President Donald Trump has announced a new wave of travel restrictions, expanding the scope of the ban to include North Korea and Venezuela. While the North Korea restrictions were expected given the rapidly escalating tensions, the Venezuela restrictions came as a surprise to many but clearly demonstrate the threat to democratic institutions that Trump sees in Venezuela.

Marion Smith - Executive Director of the Victims of Communism Memorial Foundation (VOC) - applauds the administration for taking a hard line on the Nicolás Maduro dictatorship in Venezuela and believes more needs to be done to pressure the regime.

"It is no surprise that the administration has singled out the Maduro regime as a target for these new restrictions," Smith told Latin Times. "The Venezuelan government has repeatedly shown its willingness to sponsor international terrorism and has been linked to violent narcoterrorist groups like the communist FARC operating in Colombia."

Smith commented that Venezuela used to be the most prosperous nation in South America, but now it has become a client state for the Communists in Cuba and has had record setting levels of inflation, poverty, and famine. The political opposition overwhelmingly represents the will of the Venezuelan people and, according to him, it is time they are given the reins so that they can lead the people back to prosperity.

"The regime has even facilitated travel for Hamas and Hezbollah operatives by providing them with Venezuelan passports. Maduro's own nephews have recently been convicted of attempting to smuggle 1,700 pounds of cocaine into the Unites States," Smith reports. "The country's recent instability is just another cause for concern for the Trump administration regarding a regime that represents a clear threat to American interests at home and abroad."

The civil-society leader, and expert in international affairs, also said that this recent move by President Trump to put Maduro in a category with Kim Jong-Un is proof that he sees the real threat that the situation in Venezuela has for not only the Venezuelan people but for democratic institutions throughout South America and for regional stability.

Smith has been on the front lines of working on behalf of Venezuelan dissidents and the political opposition. He has been in direct contact with many Venezuelans on the ground amid the chaos - including the world-famous violinist Wuilly Arteaga, who was arrested and beaten by Maduro's government officials.

After President Trump issued the new travel ban, affecting citizens of eight countries like Iran, Libya, Somalia, Yemen and Syria, and on this occasion also including travelers from Venezuela, North Korea and Chad, Venezuelan Foreign Minister Jorge Arreaza condemned Trump’s decision to ban the Nation's officials and their families from the United States.

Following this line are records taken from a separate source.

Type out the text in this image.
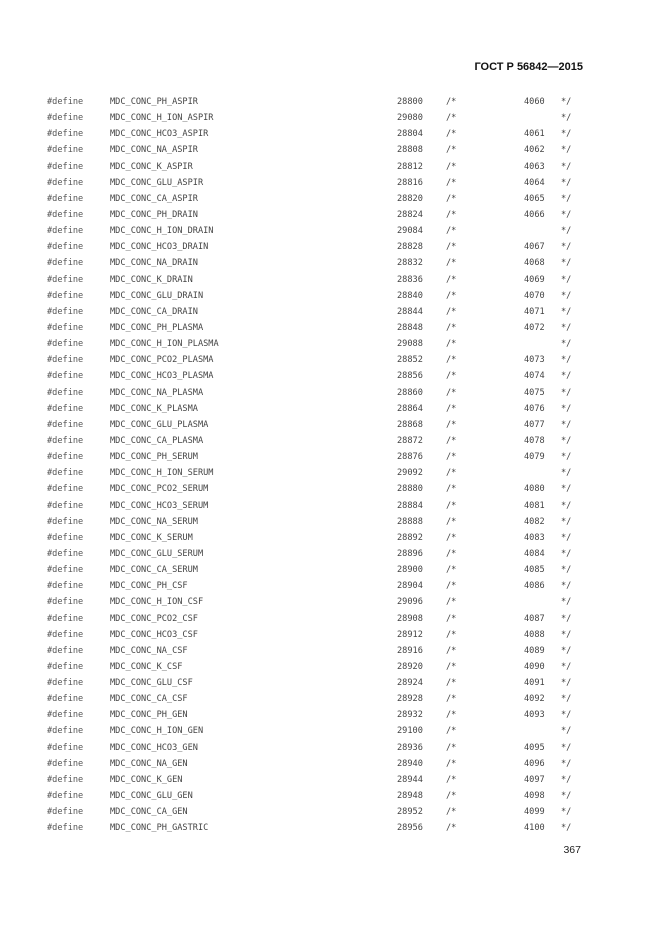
ГОСТ Р 56842—2015
#define	MDC_CONC_PH_ASPIR	28800	/*	4060 */
#define	MDC_CONC_H_ION_ASPIR	29080	/*	*/
#define	MDC_CONC_HCO3_ASPIR	28804	/*	4061 */
#define	MDC_CONC_NA_ASPIR	28808	/*	4062 */
#define	MDC_CONC_K_ASPIR	28812	/*	4063 */
#define	MDC_CONC_GLU_ASPIR	28816	/*	4064 */
#define	MDC_CONC_CA_ASPIR	28820	/*	4065 */
#define	MDC_CONC_PH_DRAIN	28824	/*	4066 */
#define	MDC_CONC_H_ION_DRAIN	29084	/*	*/
#define	MDC_CONC_HCO3_DRAIN	28828	/*	4067 */
#define	MDC_CONC_NA_DRAIN	28832	/*	4068 */
#define	MDC_CONC_K_DRAIN	28836	/*	4069 */
#define	MDC_CONC_GLU_DRAIN	28840	/*	4070 */
#define	MDC_CONC_CA_DRAIN	28844	/*	4071 */
#define	MDC_CONC_PH_PLASMA	28848	/*	4072 */
#define	MDC_CONC_H_ION_PLASMA	29088	/*	*/
#define	MDC_CONC_PCO2_PLASMA	28852	/*	4073 */
#define	MDC_CONC_HCO3_PLASMA	28856	/*	4074 */
#define	MDC_CONC_NA_PLASMA	28860	/*	4075 */
#define	MDC_CONC_K_PLASMA	28864	/*	4076 */
#define	MDC_CONC_GLU_PLASMA	28868	/*	4077 */
#define	MDC_CONC_CA_PLASMA	28872	/*	4078 */
#define	MDC_CONC_PH_SERUM	28876	/*	4079 */
#define	MDC_CONC_H_ION_SERUM	29092	/*	*/
#define	MDC_CONC_PCO2_SERUM	28880	/*	4080 */
#define	MDC_CONC_HCO3_SERUM	28884	/*	4081 */
#define	MDC_CONC_NA_SERUM	28888	/*	4082 */
#define	MDC_CONC_K_SERUM	28892	/*	4083 */
#define	MDC_CONC_GLU_SERUM	28896	/*	4084 */
#define	MDC_CONC_CA_SERUM	28900	/*	4085 */
#define	MDC_CONC_PH_CSF	28904	/*	4086 */
#define	MDC_CONC_H_ION_CSF	29096	/*	*/
#define	MDC_CONC_PCO2_CSF	28908	/*	4087 */
#define	MDC_CONC_HCO3_CSF	28912	/*	4088 */
#define	MDC_CONC_NA_CSF	28916	/*	4089 */
#define	MDC_CONC_K_CSF	28920	/*	4090 */
#define	MDC_CONC_GLU_CSF	28924	/*	4091 */
#define	MDC_CONC_CA_CSF	28928	/*	4092 */
#define	MDC_CONC_PH_GEN	28932	/*	4093 */
#define	MDC_CONC_H_ION_GEN	29100	/*	*/
#define	MDC_CONC_HCO3_GEN	28936	/*	4095 */
#define	MDC_CONC_NA_GEN	28940	/*	4096 */
#define	MDC_CONC_K_GEN	28944	/*	4097 */
#define	MDC_CONC_GLU_GEN	28948	/*	4098 */
#define	MDC_CONC_CA_GEN	28952	/*	4099 */
#define	MDC_CONC_PH_GASTRIC	28956	/*	4100 */
367
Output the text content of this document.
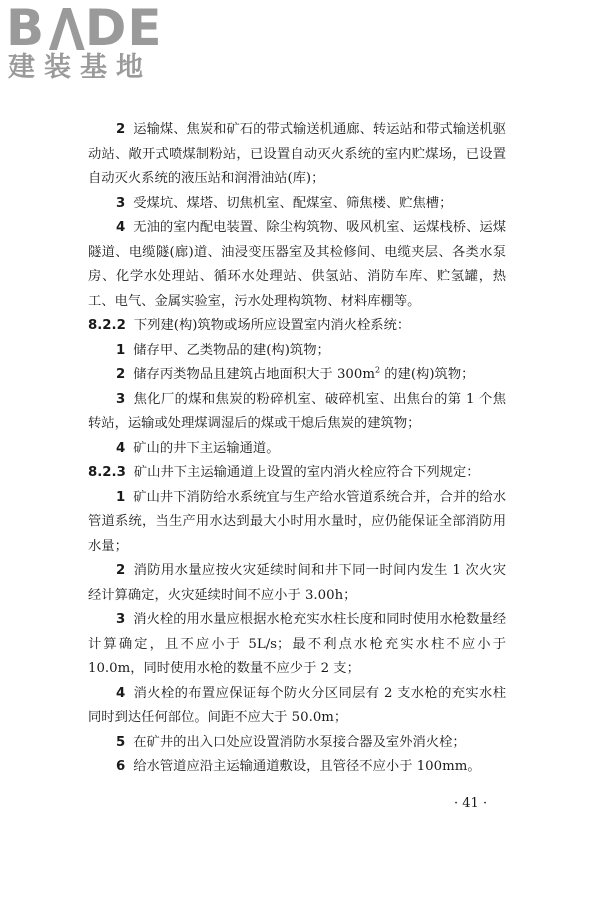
B DE
建装基地

2 运输煤、焦炭和矿石的带式输送机通廊、转运站和带式输送机驱动站、敞开式喷煤制粉站，已设置自动灭火系统的室内贮煤场，已设置自动灭火系统的液压站和润滑油站(库)；

3 受煤坑、煤塔、切焦机室、配煤室、筛焦楼、贮焦槽；

4 无油的室内配电装置、除尘构筑物、吸风机室、运煤栈桥、运煤隧道、电缆隧(廊)道、油浸变压器室及其检修间、电缆夹层、各类水泵房、化学水处理站、循环水处理站、供氢站、消防车库、贮氢罐，热工、电气、金属实验室，污水处理构筑物、材料库棚等。

8.2.2 下列建(构)筑物或场所应设置室内消火栓系统：

1 储存甲、乙类物品的建(构)筑物；

2 储存丙类物品且建筑占地面积大于 $300m^2$ 的建(构)筑物；

3 焦化厂的煤和焦炭的粉碎机室、破碎机室、出焦台的第 1 个焦转站，运输或处理煤调湿后的煤或干熄后焦炭的建筑物；

4 矿山的井下主运输通道。

8.2.3 矿山井下主运输通道上设置的室内消火栓应符合下列规定：

1 矿山井下消防给水系统宜与生产给水管道系统合并，合并的给水管道系统，当生产用水达到最大小时用水量时，应仍能保证全部消防用水量；

2 消防用水量应按火灾延续时间和井下同一时间内发生 1 次火灾经计算确定，火灾延续时间不应小于 3.00h；

3 消火栓的用水量应根据水枪充实水柱长度和同时使用水枪数量经计算确定，且不应小于 5L/s；最不利点水枪充实水柱不应小于 10.0m，同时使用水枪的数量不应少于 2 支；

4 消火栓的布置应保证每个防火分区同层有 2 支水枪的充实水柱同时到达任何部位。间距不应大于 50.0m；

5 在矿井的出入口处应设置消防水泵接合器及室外消火栓；

6 给水管道应沿主运输通道敷设，且管径不应小于 100mm。

· 41 ·
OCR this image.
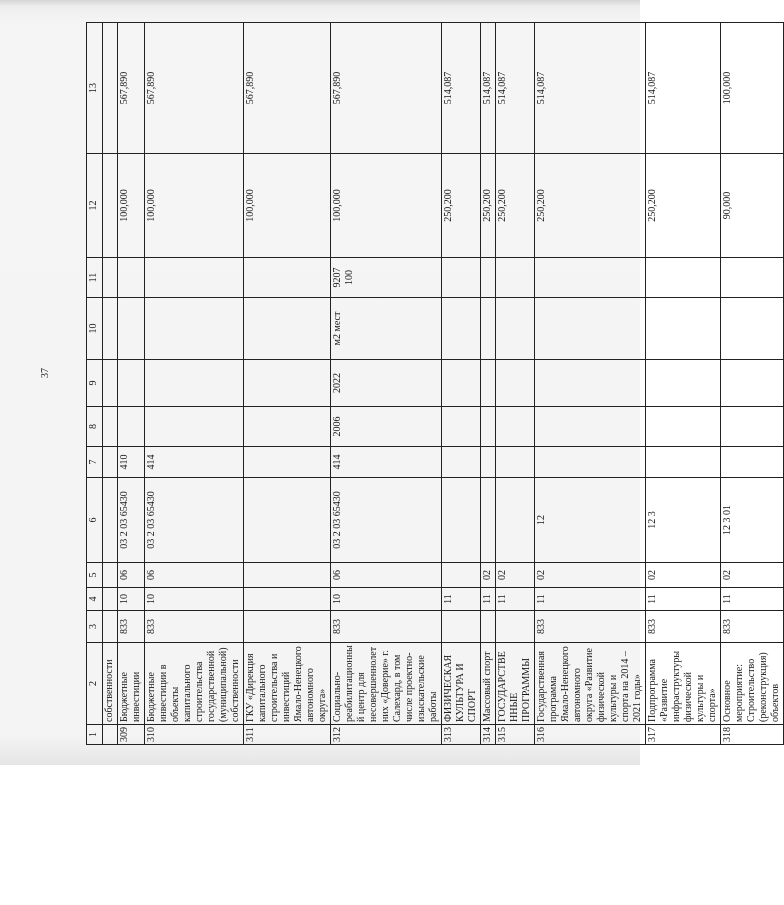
37
1	2	3	4	5	6	7	8	9	10	11	12	13
	собственности											
309	Бюджетные инвестиции	833	10	06	03 2 03 65430	410					100,000	567,890
310	Бюджетные инвестиции в объекты капитального строительства государственной (муниципальной) собственности	833	10	06	03 2 03 65430	414					100,000	567,890
311	ГКУ «Дирекция капитального строительства и инвестиций Ямало-Ненецкого автономного округа»										100,000	567,890
312	Социально-реабилитационный центр для несовершеннолетних «Доверие» г. Салехард, в том числе проектно-изыскательские работы	833	10	06	03 2 03 65430	414	2006	2022	м2 мест	9207 100	100,000	567,890
313	ФИЗИЧЕСКАЯ КУЛЬТУРА И СПОРТ		11								250,200	514,087
314	Массовый спорт		11	02							250,200	514,087
315	ГОСУДАРСТВЕННЫЕ ПРОГРАММЫ		11	02							250,200	514,087
316	Государственная программа Ямало-Ненецкого автономного округа «Развитие физической культуры и спорта на 2014 – 2021 годы»	833	11	02	12						250,200	514,087
317	Подпрограмма «Развитие инфраструктуры физической культуры и спорта»	833	11	02	12 3						250,200	514,087
318	Основное мероприятие: Строительство (реконструкция) объектов	833	11	02	12 3 01						90,000	100,000
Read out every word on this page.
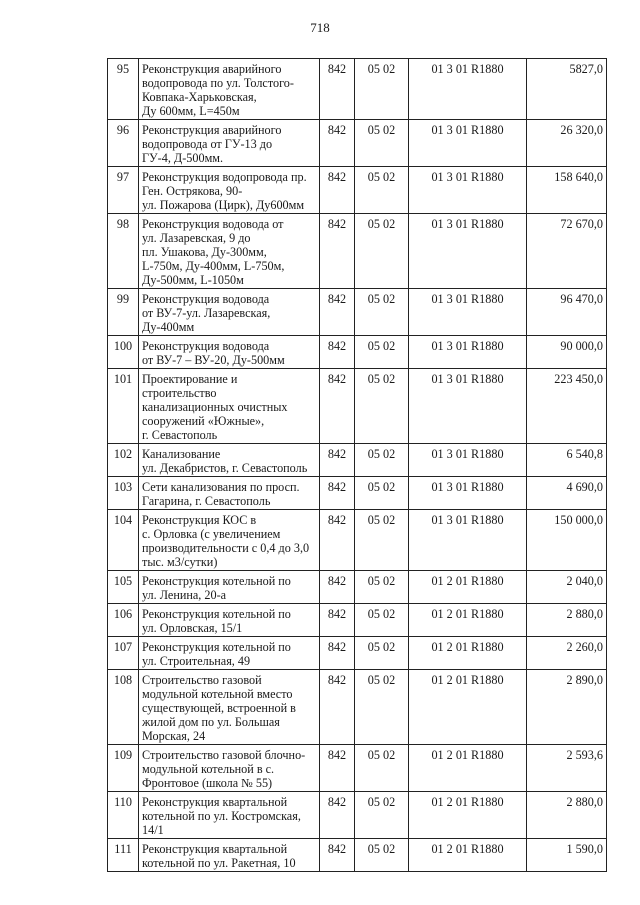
718
95	Реконструкция аварийного
водопровода по ул. Толстого-
Ковпака-Харьковская,
Ду 600мм, L=450м	842	05 02	01 3 01 R1880	5827,0
96	Реконструкция аварийного
водопровода от ГУ-13 до
ГУ-4, Д-500мм.	842	05 02	01 3 01 R1880	26 320,0
97	Реконструкция водопровода пр.
Ген. Острякова, 90-
ул. Пожарова (Цирк), Ду600мм	842	05 02	01 3 01 R1880	158 640,0
98	Реконструкция водовода от
ул. Лазаревская, 9 до
пл. Ушакова, Ду-300мм,
L-750м, Ду-400мм, L-750м,
Ду-500мм, L-1050м	842	05 02	01 3 01 R1880	72 670,0
99	Реконструкция водовода
от ВУ-7-ул. Лазаревская,
Ду-400мм	842	05 02	01 3 01 R1880	96 470,0
100	Реконструкция водовода
от ВУ-7 – ВУ-20, Ду-500мм	842	05 02	01 3 01 R1880	90 000,0
101	Проектирование и
строительство
канализационных очистных
сооружений «Южные»,
г. Севастополь	842	05 02	01 3 01 R1880	223 450,0
102	Канализование
ул. Декабристов, г. Севастополь	842	05 02	01 3 01 R1880	6 540,8
103	Сети канализования по просп.
Гагарина, г. Севастополь	842	05 02	01 3 01 R1880	4 690,0
104	Реконструкция КОС в
с. Орловка (с увеличением
производительности с 0,4 до 3,0
тыс. м3/сутки)	842	05 02	01 3 01 R1880	150 000,0
105	Реконструкция котельной по
ул. Ленина, 20-а	842	05 02	01 2 01 R1880	2 040,0
106	Реконструкция котельной по
ул. Орловская, 15/1	842	05 02	01 2 01 R1880	2 880,0
107	Реконструкция котельной по
ул. Строительная, 49	842	05 02	01 2 01 R1880	2 260,0
108	Строительство газовой
модульной котельной вместо
существующей, встроенной в
жилой дом по ул. Большая
Морская, 24	842	05 02	01 2 01 R1880	2 890,0
109	Строительство газовой блочно-
модульной котельной в с.
Фронтовое (школа № 55)	842	05 02	01 2 01 R1880	2 593,6
110	Реконструкция квартальной
котельной по ул. Костромская,
14/1	842	05 02	01 2 01 R1880	2 880,0
111	Реконструкция квартальной
котельной по ул. Ракетная, 10	842	05 02	01 2 01 R1880	1 590,0
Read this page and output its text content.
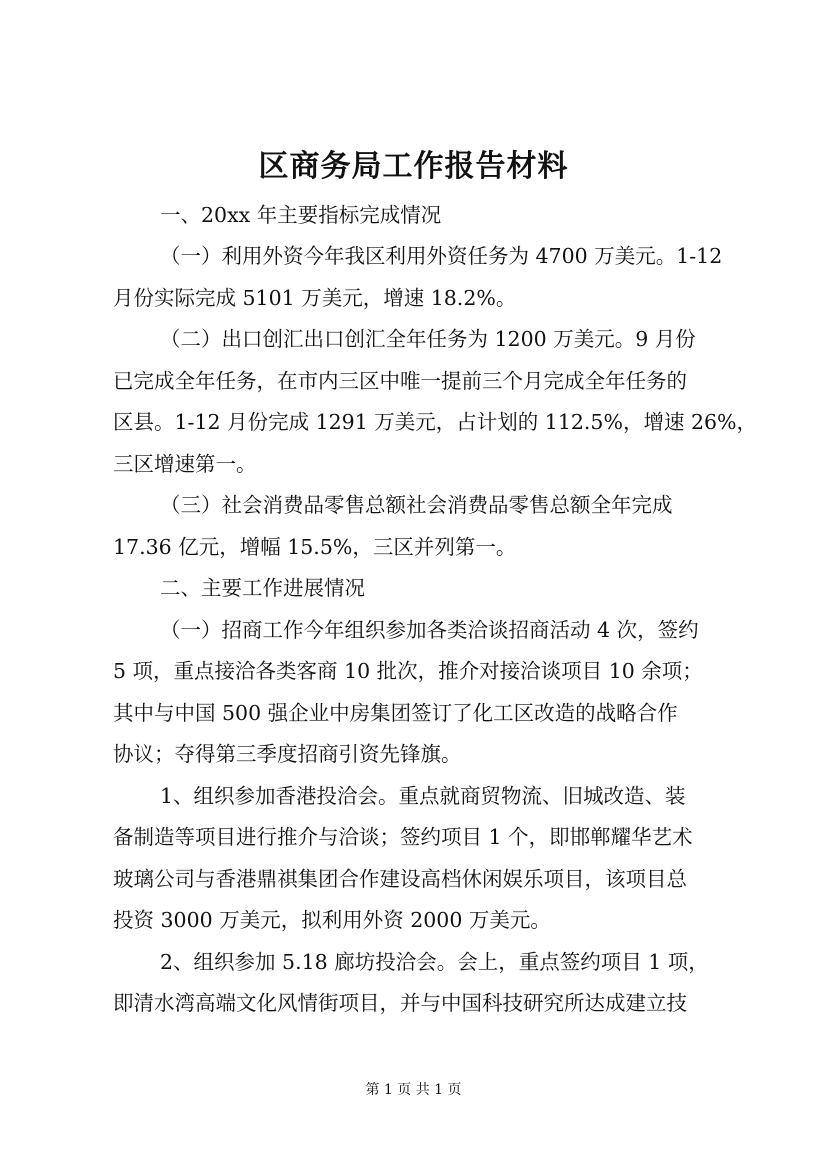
区商务局工作报告材料
一、20xx 年主要指标完成情况
（一）利用外资今年我区利用外资任务为 4700 万美元。1-12
月份实际完成 5101 万美元，增速 18.2%。
（二）出口创汇出口创汇全年任务为 1200 万美元。9 月份
已完成全年任务，在市内三区中唯一提前三个月完成全年任务的
区县。1-12 月份完成 1291 万美元，占计划的 112.5%，增速 26%，
三区增速第一。
（三）社会消费品零售总额社会消费品零售总额全年完成
17.36 亿元，增幅 15.5%，三区并列第一。
二、主要工作进展情况
（一）招商工作今年组织参加各类洽谈招商活动 4 次，签约
5 项，重点接洽各类客商 10 批次，推介对接洽谈项目 10 余项；
其中与中国 500 强企业中房集团签订了化工区改造的战略合作
协议；夺得第三季度招商引资先锋旗。
1、组织参加香港投洽会。重点就商贸物流、旧城改造、装
备制造等项目进行推介与洽谈；签约项目 1 个，即邯郸耀华艺术
玻璃公司与香港鼎祺集团合作建设高档休闲娱乐项目，该项目总
投资 3000 万美元，拟利用外资 2000 万美元。
2、组织参加 5.18 廊坊投洽会。会上，重点签约项目 1 项，
即清水湾高端文化风情街项目，并与中国科技研究所达成建立技
第 1 页 共 1 页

Venezuela was "directly threatened by the president of the United States," Arreaza told the United Nations General Assembly on Monday in New York. He also called the United States as "the main human rights violator" and claimed that Trump acted "as if he were the emperor of the world."

Arreaza also informed journalists that President Nicolas Maduro was open to talks with his US counterpart. "We are open to dialogue, but we can't respond to the attacks," he said.

Nicolas Maduro responded to the US sanctions from Caracas saying that "It isn’t time for walls or sanctions; it is time for diplomacy, for meeting." Also added that Trump had isolated the United States from the world and called the U.S. president "the new Hitler" of international politics.

According to the order, the new restrictions vary from country to country, and could be "subject to categorical exceptions and exemptions on a case-by-case basis." Under the new rules, citizens of Sudan will no longer be subject to travel restrictions.

"As President, I must act to protect the security and interests of the United States and its people," wrote Trump is his new proclamation. "I am committed to our ongoing efforts to engage those countries willing to cooperate, improve information-sharing and identity-management protocols and procedures, and address both terrorism-related and public-safety risks."

The new countries added to the travel ban have their respective specificities. In the case of Venezuela - which is currently the only Latin country to enter the list - and according to the Trump government, the South American country "did not cooperate to verify whether its citizens pose threats of national security or public safety" and did not share anti-terrorist information. Trump also stated that Venezuela was not cooperating fully with the deportations of its US citizens.

According to AP, the new travel ban affects Venezuelan government officials "who are responsible for identified deficiencies," with the exception of officials from five Venezuelan security agencies and their families entering the US.